Rakoff appeared skeptical that Kenneth Lewis and John Thain, the chief executives of Bank of America and Merrill, should not be held to account for the decision not to disclose the bonuses to shareholders before they voted on the merger.

If you are correct that this proxy statement was materially misleading, Rakoff told an SEC lawyer, then at a minimum Mr. Thain and Mr. Lewis would seem to be responsible for that. He asked rhetorically whether some sort of ghost was responsible for drafting the bonus agreement.

Maureen Lewis, an SEC lawyer, responded that Lewis and Thain relied on the lawyers' advice and didn't know what was in the disclosure schedule.
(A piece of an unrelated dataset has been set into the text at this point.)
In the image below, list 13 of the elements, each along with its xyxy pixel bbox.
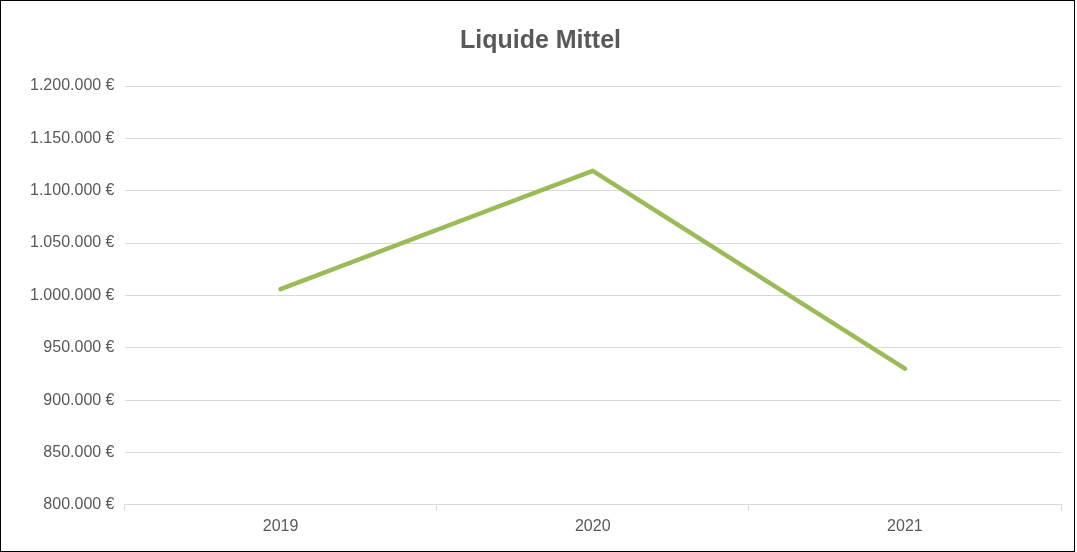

Bank of America lawyers denied that federal bailout money was used improperly. This is not a case in which there is any risk or threat to TARP funds, Lewis Liman, a lawyer for the bank, told the judge.

The $33 million penalty was below the $50 million that General Electric Co agreed last week to pay to settle SEC fraud charges.

Lawyers said it is rare for judges to delay so-called SEC consent agreements, but Rakoff has done it before.

In 2003, he blocked a $500 million settlement with WorldCom Inc over the accounting fraud that led to the phone company's bankruptcy. He later approved a $750 million payout.

The Merrill merger has weakened Lewis, whose bank faces many lawsuits, regulatory probes and anger of shareholders and lawmakers over the bonuses and the extent of Merrill's losses.

Since April, Lewis has lost his job as chairman and more than half of his long-supportive board of directors.

Shares of the bank have fallen 51 percent since the merger was announced last September 15. They closed Monday up 26 cents at $16.68 on the New York Stock Exchange.

The case is SEC v. Bank of America Corp, U.S. District Court, Southern District of New York (Manhattan), No. 09-6829.